İlişki doktoru 12: Bir anlık sinirle söylenenler sevdaya dahil mi?

“Kalp kör olduktan sonra, gözlerin görmesinde hiçbir fayda yoktur…” 
Hz. Ali

Öyle zamanlar gelir ki canımızın yandığı gibi o karşımızdaki “sevdiğimiz insanın da” canı en az bizimki kadar yansın isteriz… Onun da aklından bizim olduğu kadar çok şey aynı anda geçsin, o da üzülsün, o da bizim kadar endişelensin, o da bizim kadar zarar görsün, o da en az bizim kadar düşünsün isteriz. O da en az bizim kadar pişman olsun! O da en az bizim kadar keşke desin!

İşte böyle anlarda o çok seven halimiz bir kenara bırakır bizi, içimizden adeta farklı bir kişilik çıkar… Öyle bir çıkar ki toz duman kalmaz estirmedik. Kırıcı sözler, hakaretler, savaş, harp hali, kılıçlar, kalkanlar derken; biz buraya nasıl geldik diye sorgularken buluveririz kendimizi… Nasıl oldu da bu sözler ağzımızdan çıktı deriz. Nasıl oldu da ben bu kadını veya bu adamı bu kadar çok kırabildim? Nasıl oldu da ben kendimi adeta kaybettim? Nasıl oldu da ben sevdiğimi unuttum ve bir tek onun da canı benim kadar yansın istedim?
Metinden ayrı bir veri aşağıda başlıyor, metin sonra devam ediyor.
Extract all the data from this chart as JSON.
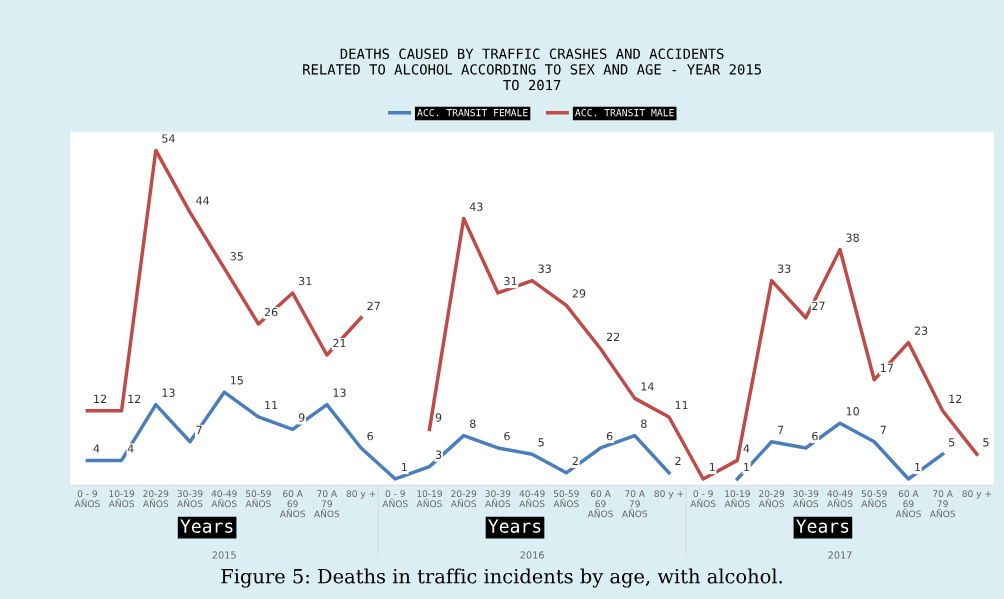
{
  "chart_data": {
    "type": "line",
    "title": "DEATHS CAUSED BY TRAFFIC CRASHES AND ACCIDENTS\nRELATED TO ALCOHOL ACCORDING TO SEX AND AGE - YEAR 2015\nTO 2017",
    "categories": [
      "0 - 9\nAÑOS",
      "10-19\nAÑOS",
      "20-29\nAÑOS",
      "30-39\nAÑOS",
      "40-49\nAÑOS",
      "50-59\nAÑOS",
      "60 A\n69\nAÑOS",
      "70 A\n79\nAÑOS",
      "80 y +",
      "0 - 9\nAÑOS",
      "10-19\nAÑOS",
      "20-29\nAÑOS",
      "30-39\nAÑOS",
      "40-49\nAÑOS",
      "50-59\nAÑOS",
      "60 A\n69\nAÑOS",
      "70 A\n79\nAÑOS",
      "80 y +",
      "0 - 9\nAÑOS",
      "10-19\nAÑOS",
      "20-29\nAÑOS",
      "30-39\nAÑOS",
      "40-49\nAÑOS",
      "50-59\nAÑOS",
      "60 A\n69\nAÑOS",
      "70 A\n79\nAÑOS",
      "80 y +"
    ],
    "series": [
      {
        "name": "ACC. TRANSIT FEMALE",
        "color": "#4a7ebb",
        "values": [
          4,
          4,
          13,
          7,
          15,
          11,
          9,
          13,
          6,
          1,
          3,
          8,
          6,
          5,
          2,
          6,
          8,
          2,
          null,
          1,
          7,
          6,
          10,
          7,
          1,
          5,
          null
        ]
      },
      {
        "name": "ACC. TRANSIT MALE",
        "color": "#be4b48",
        "values": [
          12,
          12,
          54,
          44,
          35,
          26,
          31,
          21,
          27,
          null,
          9,
          43,
          31,
          33,
          29,
          22,
          14,
          11,
          1,
          4,
          33,
          27,
          38,
          17,
          23,
          12,
          5
        ]
      }
    ],
    "ylim": [
      0,
      57
    ],
    "tick_labels": "x",
    "data_labels": true,
    "legend": "top",
    "grid": false,
    "marker": "none",
    "line_style": "solid",
    "annotations": [
      "Years",
      "Years",
      "Years",
      "2015",
      "2016",
      "2017",
      "Figure 5: Deaths in traffic incidents by age, with alcohol."
    ]
  }
}
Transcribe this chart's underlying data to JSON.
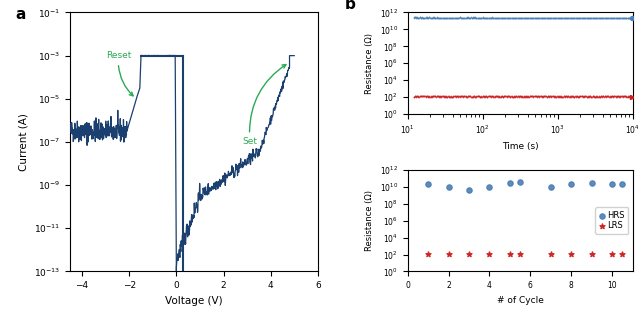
{
  "iv_color": "#1b3f6e",
  "blue_color": "#4a7fb5",
  "red_color": "#cc2020",
  "annotation_color": "#2aaa55",
  "xlabel_iv": "Voltage (V)",
  "ylabel_iv": "Current (A)",
  "xlabel_ret": "Time (s)",
  "ylabel_ret": "Resistance (Ω)",
  "xlabel_cyc": "# of Cycle",
  "ylabel_cyc": "Resistance (Ω)",
  "hrs_label": "HRS",
  "lrs_label": "LRS",
  "panel_a": "a",
  "panel_b": "b",
  "hrs_retention_value": 250000000000.0,
  "lrs_retention_value": 120.0,
  "hrs_cycle_values": [
    20000000000.0,
    10000000000.0,
    4000000000.0,
    10000000000.0,
    30000000000.0,
    40000000000.0,
    10000000000.0,
    20000000000.0,
    30000000000.0,
    20000000000.0,
    20000000000.0
  ],
  "lrs_cycle_values": [
    120,
    120,
    120,
    120,
    120,
    120,
    120,
    120,
    120,
    120,
    120
  ],
  "cycle_x": [
    1,
    2,
    3,
    4,
    5,
    5.5,
    7,
    8,
    9,
    10,
    10.5
  ]
}
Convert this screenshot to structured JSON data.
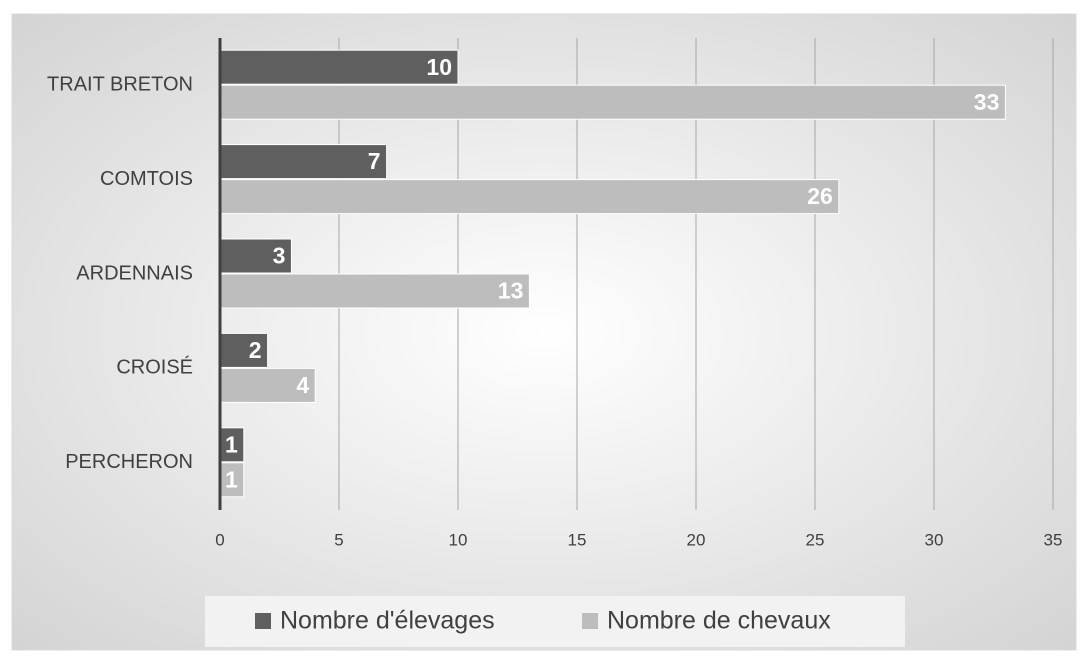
{
  "chart_data": {
    "type": "bar",
    "orientation": "horizontal",
    "categories": [
      "TRAIT BRETON",
      "COMTOIS",
      "ARDENNAIS",
      "CROISÉ",
      "PERCHERON"
    ],
    "series": [
      {
        "name": "Nombre d'élevages",
        "color": "#5f5f5f",
        "values": [
          10,
          7,
          3,
          2,
          1
        ]
      },
      {
        "name": "Nombre de chevaux",
        "color": "#bdbdbd",
        "values": [
          33,
          26,
          13,
          4,
          1
        ]
      }
    ],
    "xlim": [
      0,
      35
    ],
    "xticks": [
      0,
      5,
      10,
      15,
      20,
      25,
      30,
      35
    ],
    "grid": true,
    "legend": "bottom"
  }
}
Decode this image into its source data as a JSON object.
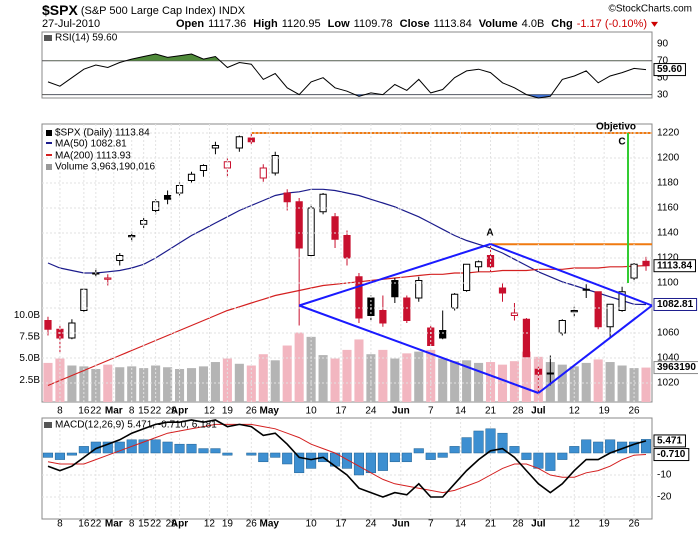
{
  "header": {
    "symbol": "$SPX",
    "name": "(S&P 500 Large Cap Index) INDX",
    "date": "27-Jul-2010",
    "copyright": "©StockCharts.com",
    "quote": [
      {
        "label": "Open",
        "value": "1117.36"
      },
      {
        "label": "High",
        "value": "1120.95"
      },
      {
        "label": "Low",
        "value": "1109.78"
      },
      {
        "label": "Close",
        "value": "1113.84"
      },
      {
        "label": "Volume",
        "value": "4.0B"
      },
      {
        "label": "Chg",
        "value": "-1.17 (-0.10%)",
        "color": "#cc0000"
      }
    ]
  },
  "chart_data": [
    {
      "type": "candlestick",
      "name": "$SPX (Daily) 1113.84",
      "colors": {
        "up": "#000000",
        "down": "#c8102e"
      },
      "volume_colors": {
        "up": "#b4b4b4",
        "down": "#f2b6c0"
      },
      "ohlc": [
        [
          1070,
          1073,
          1058,
          1063
        ],
        [
          1063,
          1066,
          1044,
          1056
        ],
        [
          1056,
          1071,
          1055,
          1068
        ],
        [
          1078,
          1096,
          1077,
          1095
        ],
        [
          1108,
          1112,
          1105,
          1108
        ],
        [
          1103,
          1107,
          1098,
          1104
        ],
        [
          1118,
          1124,
          1114,
          1122
        ],
        [
          1137,
          1141,
          1133,
          1138
        ],
        [
          1147,
          1152,
          1144,
          1150
        ],
        [
          1158,
          1167,
          1155,
          1165
        ],
        [
          1170,
          1174,
          1163,
          1167
        ],
        [
          1172,
          1181,
          1170,
          1178
        ],
        [
          1182,
          1189,
          1180,
          1187
        ],
        [
          1190,
          1195,
          1185,
          1194
        ],
        [
          1208,
          1213,
          1203,
          1210
        ],
        [
          1192,
          1200,
          1185,
          1197
        ],
        [
          1208,
          1218,
          1205,
          1217
        ],
        [
          1216,
          1220,
          1211,
          1213
        ],
        [
          1184,
          1195,
          1181,
          1192
        ],
        [
          1188,
          1205,
          1186,
          1202
        ],
        [
          1172,
          1175,
          1158,
          1165
        ],
        [
          1165,
          1168,
          1066,
          1128
        ],
        [
          1122,
          1163,
          1121,
          1160
        ],
        [
          1157,
          1172,
          1155,
          1171
        ],
        [
          1153,
          1156,
          1128,
          1135
        ],
        [
          1138,
          1142,
          1114,
          1120
        ],
        [
          1105,
          1108,
          1068,
          1072
        ],
        [
          1088,
          1090,
          1070,
          1074
        ],
        [
          1078,
          1090,
          1065,
          1068
        ],
        [
          1102,
          1104,
          1084,
          1089
        ],
        [
          1088,
          1090,
          1068,
          1070
        ],
        [
          1088,
          1105,
          1085,
          1102
        ],
        [
          1064,
          1066,
          1050,
          1050
        ],
        [
          1062,
          1078,
          1055,
          1056
        ],
        [
          1080,
          1092,
          1078,
          1091
        ],
        [
          1094,
          1115,
          1093,
          1115
        ],
        [
          1113,
          1118,
          1109,
          1117
        ],
        [
          1122,
          1131,
          1108,
          1113
        ],
        [
          1096,
          1100,
          1085,
          1092
        ],
        [
          1074,
          1084,
          1070,
          1076
        ],
        [
          1071,
          1072,
          1041,
          1041
        ],
        [
          1031,
          1033,
          1011,
          1027
        ],
        [
          1028,
          1042,
          1018,
          1028
        ],
        [
          1060,
          1071,
          1058,
          1070
        ],
        [
          1077,
          1081,
          1073,
          1078
        ],
        [
          1095,
          1099,
          1088,
          1095
        ],
        [
          1093,
          1093,
          1063,
          1065
        ],
        [
          1065,
          1083,
          1056,
          1083
        ],
        [
          1078,
          1097,
          1077,
          1093
        ],
        [
          1104,
          1116,
          1101,
          1115
        ],
        [
          1117.36,
          1120.95,
          1109.78,
          1113.84
        ]
      ],
      "series": [
        {
          "name": "MA(50) 1082.81",
          "color": "#1c1c8c",
          "values": [
            1116,
            1112,
            1110,
            1108,
            1108,
            1109,
            1110,
            1112,
            1115,
            1120,
            1126,
            1132,
            1138,
            1143,
            1148,
            1153,
            1158,
            1162,
            1166,
            1170,
            1172,
            1173,
            1175,
            1175,
            1174,
            1172,
            1170,
            1167,
            1164,
            1161,
            1157,
            1153,
            1148,
            1143,
            1138,
            1134,
            1131,
            1128,
            1124,
            1119,
            1114,
            1109,
            1105,
            1101,
            1098,
            1095,
            1092,
            1089,
            1086,
            1083,
            1082.81
          ]
        },
        {
          "name": "MA(200) 1113.93",
          "color": "#d42020",
          "values": [
            1018,
            1022,
            1026,
            1030,
            1034,
            1038,
            1042,
            1046,
            1050,
            1054,
            1058,
            1062,
            1066,
            1070,
            1074,
            1078,
            1081,
            1084,
            1087,
            1090,
            1092,
            1094,
            1096,
            1098,
            1099,
            1100,
            1101,
            1102,
            1103,
            1104,
            1105,
            1106,
            1107,
            1107,
            1108,
            1108,
            1109,
            1109,
            1110,
            1110,
            1110,
            1111,
            1111,
            1111,
            1112,
            1112,
            1112,
            1113,
            1113,
            1113.5,
            1113.93
          ]
        },
        {
          "name": "Volume 3,963,190,016",
          "color": "#b4b4b4",
          "axis": "y2",
          "values": [
            4.5,
            5.0,
            4.2,
            4.1,
            3.8,
            4.3,
            4.0,
            4.1,
            3.9,
            4.2,
            4.0,
            3.8,
            3.9,
            4.1,
            4.6,
            5.0,
            4.4,
            4.2,
            5.5,
            4.8,
            6.5,
            8.0,
            7.5,
            5.4,
            5.0,
            6.0,
            7.2,
            5.5,
            6.0,
            5.0,
            5.6,
            5.8,
            6.0,
            5.0,
            4.7,
            4.8,
            4.5,
            4.6,
            4.3,
            4.7,
            5.8,
            5.2,
            4.6,
            4.3,
            4.1,
            4.5,
            4.9,
            4.6,
            4.2,
            3.9,
            3.963190016
          ]
        }
      ],
      "volume_tag": "3963190",
      "levels": [
        1220,
        1131
      ],
      "annotations": [
        "Objetivo",
        "C",
        "A"
      ],
      "xlim": [
        -0.5,
        50.5
      ],
      "ylim": [
        1004.8,
        1227.2
      ],
      "yticks": [
        1020,
        1040,
        1060,
        1080,
        1100,
        1120,
        1140,
        1160,
        1180,
        1200,
        1220
      ],
      "y2lim": [
        0,
        32
      ],
      "y2ticks": [
        {
          "value": 2.5,
          "label": "2.5B"
        },
        {
          "value": 5,
          "label": "5.0B"
        },
        {
          "value": 7.5,
          "label": "7.5B"
        },
        {
          "value": 10,
          "label": "10.0B"
        }
      ],
      "xticks": [
        {
          "value": 1,
          "label": "8"
        },
        {
          "value": 3,
          "label": "16"
        },
        {
          "value": 4,
          "label": "22"
        },
        {
          "value": 5.5,
          "label": "Mar"
        },
        {
          "value": 7,
          "label": "8"
        },
        {
          "value": 8,
          "label": "15"
        },
        {
          "value": 9,
          "label": "22"
        },
        {
          "value": 10.3,
          "label": "29"
        },
        {
          "value": 11,
          "label": "Apr"
        },
        {
          "value": 13.5,
          "label": "12"
        },
        {
          "value": 15,
          "label": "19"
        },
        {
          "value": 17,
          "label": "26"
        },
        {
          "value": 18.5,
          "label": "May"
        },
        {
          "value": 22,
          "label": "10"
        },
        {
          "value": 24.5,
          "label": "17"
        },
        {
          "value": 27,
          "label": "24"
        },
        {
          "value": 29.5,
          "label": "Jun"
        },
        {
          "value": 32,
          "label": "7"
        },
        {
          "value": 34.5,
          "label": "14"
        },
        {
          "value": 37,
          "label": "21"
        },
        {
          "value": 39.3,
          "label": "28"
        },
        {
          "value": 41,
          "label": "Jul"
        },
        {
          "value": 44,
          "label": "12"
        },
        {
          "value": 46.5,
          "label": "19"
        },
        {
          "value": 49,
          "label": "26"
        }
      ],
      "grid": true
    },
    {
      "type": "line",
      "title": "RSI(14) 59.60",
      "color": "#000000",
      "fill_colors": {
        "over": "#4f8a3a",
        "under": "#3d6fd1"
      },
      "values": [
        45,
        40,
        50,
        60,
        65,
        62,
        68,
        72,
        75,
        78,
        74,
        76,
        78,
        72,
        75,
        62,
        68,
        66,
        48,
        55,
        38,
        30,
        45,
        50,
        38,
        34,
        28,
        32,
        30,
        42,
        35,
        48,
        32,
        36,
        50,
        58,
        60,
        56,
        44,
        38,
        30,
        26,
        28,
        48,
        52,
        58,
        44,
        52,
        56,
        61,
        59.6
      ],
      "last_label": "59.60",
      "ylim": [
        26,
        104
      ],
      "yticks": [
        90,
        70,
        50,
        30
      ],
      "bands": [
        70,
        30
      ]
    },
    {
      "type": "macd",
      "title": "MACD(12,26,9) 5.471, -0.710, 6.181",
      "series": [
        {
          "name": "MACD",
          "color": "#000000",
          "values": [
            -6,
            -8,
            -6,
            -2,
            2,
            4,
            6,
            9,
            11,
            13,
            14,
            14,
            15,
            14,
            15,
            12,
            13,
            12,
            8,
            9,
            4,
            -2,
            -3,
            -2,
            -6,
            -10,
            -16,
            -18,
            -20,
            -18,
            -19,
            -14,
            -20,
            -20,
            -14,
            -8,
            -3,
            1,
            2,
            -2,
            -8,
            -14,
            -18,
            -14,
            -8,
            -3,
            -3,
            0,
            2,
            4,
            5.471
          ]
        },
        {
          "name": "Signal",
          "color": "#d42020",
          "values": [
            -4,
            -5,
            -5,
            -5,
            -3,
            -1,
            1,
            3,
            5,
            7,
            9,
            10,
            11,
            12,
            13,
            13,
            13,
            13,
            12,
            11,
            9,
            7,
            4,
            2,
            0,
            -3,
            -6,
            -9,
            -12,
            -14,
            -15,
            -16,
            -17,
            -18,
            -17,
            -15,
            -13,
            -10,
            -7,
            -5,
            -5,
            -7,
            -10,
            -11,
            -11,
            -9,
            -8,
            -6,
            -3,
            -1,
            -0.71
          ]
        },
        {
          "name": "Histogram",
          "color": "#3d8fd1",
          "values": [
            -2,
            -3,
            -1,
            3,
            5,
            5,
            5,
            6,
            6,
            6,
            5,
            4,
            4,
            2,
            2,
            -1,
            0,
            -1,
            -4,
            -2,
            -5,
            -9,
            -7,
            -4,
            -6,
            -7,
            -10,
            -9,
            -8,
            -4,
            -4,
            2,
            -3,
            -2,
            3,
            7,
            10,
            11,
            9,
            3,
            -3,
            -7,
            -8,
            -3,
            3,
            6,
            5,
            6,
            5,
            5,
            6.181
          ]
        }
      ],
      "last_labels": [
        "5.471",
        "-0.710"
      ],
      "ylim": [
        -30,
        15.9
      ],
      "yticks": [
        -10,
        -20
      ],
      "xticks": [
        {
          "value": 1,
          "label": "8"
        },
        {
          "value": 3,
          "label": "16"
        },
        {
          "value": 4,
          "label": "22"
        },
        {
          "value": 5.5,
          "label": "Mar"
        },
        {
          "value": 7,
          "label": "8"
        },
        {
          "value": 8,
          "label": "15"
        },
        {
          "value": 9,
          "label": "22"
        },
        {
          "value": 10.3,
          "label": "29"
        },
        {
          "value": 11,
          "label": "Apr"
        },
        {
          "value": 13.5,
          "label": "12"
        },
        {
          "value": 15,
          "label": "19"
        },
        {
          "value": 17,
          "label": "26"
        },
        {
          "value": 18.5,
          "label": "May"
        },
        {
          "value": 22,
          "label": "10"
        },
        {
          "value": 24.5,
          "label": "17"
        },
        {
          "value": 27,
          "label": "24"
        },
        {
          "value": 29.5,
          "label": "Jun"
        },
        {
          "value": 32,
          "label": "7"
        },
        {
          "value": 34.5,
          "label": "14"
        },
        {
          "value": 37,
          "label": "21"
        },
        {
          "value": 39.3,
          "label": "28"
        },
        {
          "value": 41,
          "label": "Jul"
        },
        {
          "value": 44,
          "label": "12"
        },
        {
          "value": 46.5,
          "label": "19"
        },
        {
          "value": 49,
          "label": "26"
        }
      ]
    }
  ]
}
Bugün sizlerle birlikte bu anlarımıza odaklanalım istiyorum. Hani ilişkilerde genel olarak bir üzülen, bir söyleyen taraf vardır. Söyleyen kırılacağını bile bile söylemeye devam eder. O güne kadar karşısındaki kalmıştır, dinlemiştir, üzülmüştür ama daha fazla büyütmemek için devam etmiştir… Peki ya o yanımızda kalanlar bir gün çıkıp da “Ben gidiyorum, senin bu sözlerini daha fazla dinleyemeyeceğim” dediklerinde? Peki o ya bugüne kadar üzülmüş olanlar bir gün gelip de “Ben daha fazla bu ilişkide kalamıyorum” dediklerinde? Peki o bugüne kadar biz ne dersek diyelim “olur, tamam, peki” diyerek sineye çekmiş olanlar bir gün gelip de “Yeter artık, hayat benim hayatım ve değer görmeyi hak ediyorum” diye yaptıklarımızı suratımıza çarptıklarında ne olacak?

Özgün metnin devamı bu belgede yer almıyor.